Cells were grown at 30 °C in SD medium. To stress cells, cultures were centrifuged and cells were resuspended in water or medium lacking glucose. Live cells were examined by fluorescence microscopy using a Leica FW4000 fluorescence microscope. Images were captured using leica fw4000 software (Scanalytics, Fairfax, VA, USA) with a CH-250 16-bit, cooled CCD camera (Photometrics, Tucson, AZ, USA).

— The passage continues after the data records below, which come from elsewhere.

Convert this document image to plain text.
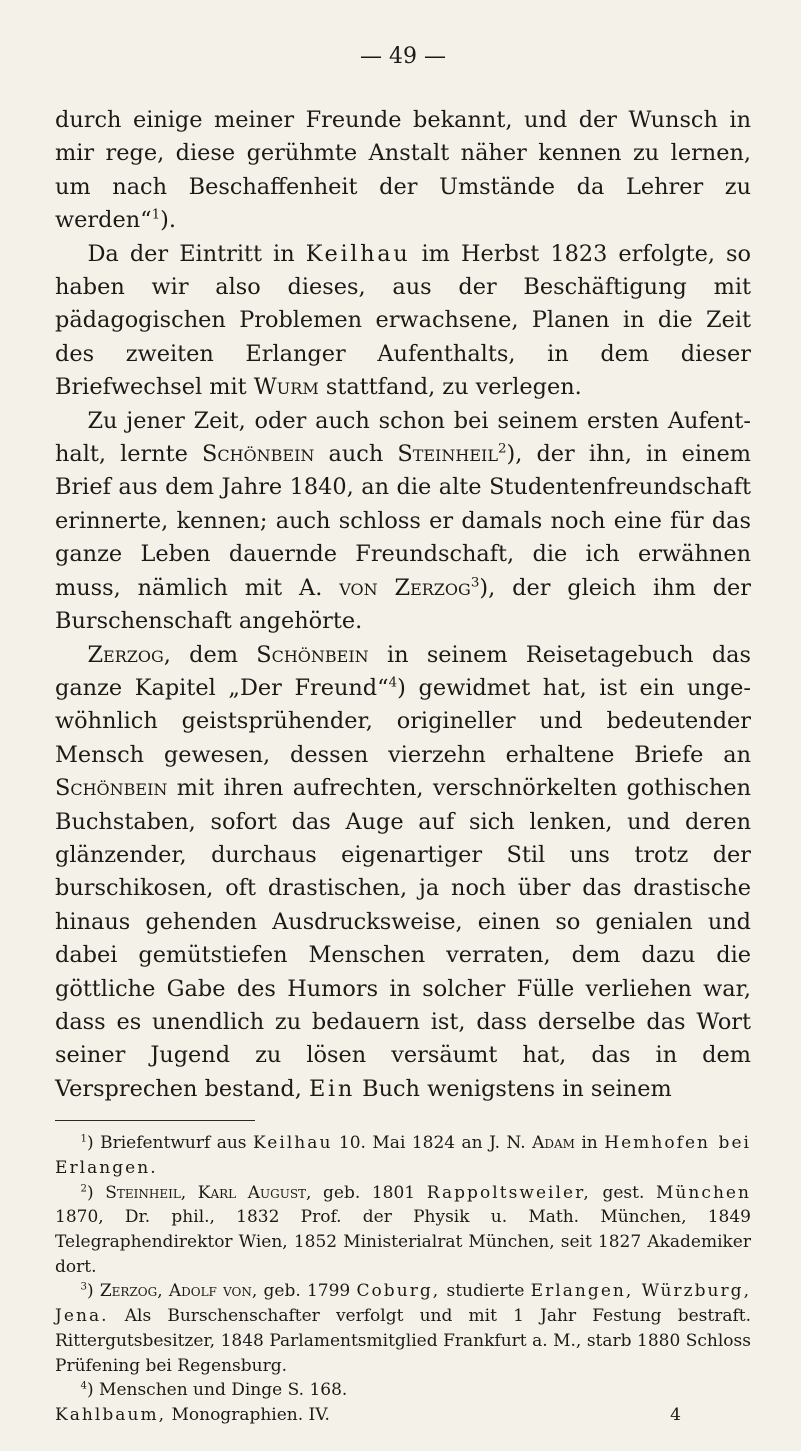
— 49 —

durch einige meiner Freunde bekannt, und der Wunsch in mir rege, diese gerühmte Anstalt näher kennen zu lernen, um nach Beschaffenheit der Umstände da Lehrer zu werden“$^1$).

Da der Eintritt in Keilhau im Herbst 1823 erfolgte, so haben wir also dieses, aus der Beschäftigung mit pädagogischen Problemen erwachsene, Planen in die Zeit des zweiten Erlanger Aufenthalts, in dem dieser Briefwechsel mit Wurm stattfand, zu verlegen.

Zu jener Zeit, oder auch schon bei seinem ersten Aufenthalt, lernte Schönbein auch Steinheil$^2$), der ihn, in einem Brief aus dem Jahre 1840, an die alte Studentenfreundschaft erinnerte, kennen; auch schloss er damals noch eine für das ganze Leben dauernde Freundschaft, die ich erwähnen muss, nämlich mit A. von Zerzog$^3$), der gleich ihm der Burschenschaft angehörte.

Zerzog, dem Schönbein in seinem Reisetagebuch das ganze Kapitel „Der Freund“$^4$) gewidmet hat, ist ein ungewöhnlich geistsprühender, origineller und bedeutender Mensch gewesen, dessen vierzehn erhaltene Briefe an Schönbein mit ihren aufrechten, verschnörkelten gothischen Buchstaben, sofort das Auge auf sich lenken, und deren glänzender, durchaus eigenartiger Stil uns trotz der burschikosen, oft drastischen, ja noch über das drastische hinaus gehenden Ausdrucksweise, einen so genialen und dabei gemütstiefen Menschen verraten, dem dazu die göttliche Gabe des Humors in solcher Fülle verliehen war, dass es unendlich zu bedauern ist, dass derselbe das Wort seiner Jugend zu lösen versäumt hat, das in dem Versprechen bestand, Ein Buch wenigstens in seinem

$^1$) Briefentwurf aus Keilhau 10. Mai 1824 an J. N. Adam in Hemhofen bei Erlangen.

$^2$) Steinheil, Karl August, geb. 1801 Rappoltsweiler, gest. München 1870, Dr. phil., 1832 Prof. der Physik u. Math. München, 1849 Telegraphendirektor Wien, 1852 Ministerialrat München, seit 1827 Akademiker dort.

$^3$) Zerzog, Adolf von, geb. 1799 Coburg, studierte Erlangen, Würzburg, Jena. Als Burschenschafter verfolgt und mit 1 Jahr Festung bestraft. Rittergutsbesitzer, 1848 Parlamentsmitglied Frankfurt a. M., starb 1880 Schloss Prüfening bei Regensburg.

$^4$) Menschen und Dinge S. 168.

Kahlbaum, Monographien. IV.	4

RNA extraction and northern blotting

For analysis of levels of U4, U6 and U4/U6 RNA, total RNA was isolated under nondenaturing conditions [46]. Briefly, cells were grown to D600 = 0.5–1.0, ten D600 units were collected, washed with water and resuspended in 250 μL of RNA extraction buffer (100 mm LiCl, 1 mm EDTA, 100 mm Tris/Cl pH 7.5, 0.2% w/v SDS). Cells were broken in a cooled Thermomixer Comfort (Eppendorf, Cambridge, UK) by vigorous shaking for 15 min at 4 °C with 250 μL of phenol/chloroform (5 : 1, pH 4.7) and 100 μL of Zirconia beads (Ambion, Applied Biosystems, Warrington, UK). The aqueous phase was mixed with an equal volume of 2 × RNA loading buffer for separation by native PAGE (6%, 20 : 1, 0.5 × TBE). After northern blotting, the Hybond-N membrane (GE Healthcare, Chalfont St Giles, UK) was probed for U1, U4, U6 snRNA or scR1 RNA [27,47]. Northern blots were quantified using a STORM 860 phosphorimager and imagequant software (Molecular Dynamics, Sunnyvale, CA, USA). U1 was used as a loading control, with quantifications presented for U4, U6 and U4/U6 corrected for loading.

Immunoprecipitations

Cells (MPS26 transformed with the appropriate plasmid; 500 mL) were grown at 23 °C to D600 = 0.6–0.7, centrifuged and snap frozen. To prepare extracts, cells were resuspended in 3 vol of lysis buffer (50 mm Hepes pH 7.5, 100 mm NaCl, 1 mm MgCl2, 0.3% Triton X-100, 1 mm dithiothreitol, Roche Complete protease inhibitor), and vortexed three times for 1 min with 200 μL of Zirconia beads. Extracts were clarified by centrifugation for 5 min at 1200 and 10 min at 16 000 . Mouse anti-GFP IgG2a (Molecular Probes, Invitrogen, Carlsbad, CA, USA) was bound to Protein A dynabeads (Invitrogen). Beads were mixed with extracts and incubated for 1 h at 4 °C and washed with lysis buffer. For northern analysis, beads were phenol/chloroform extracted and resolved by denaturing PAGE (6%). For western analysis, beads were boiled in SDS loading buffer and separated by SDS/PAGE (4–12% gradient gel; Invitrogen), blotted and probed with HRP-conjugated anti-c-Myc IgG1 (Roche, Basel, Switzerland) or rabbit anti-GFP (N-terminal affinity purified; Sigma). Northern blotting, western blotting and quantifications were carried out as described above.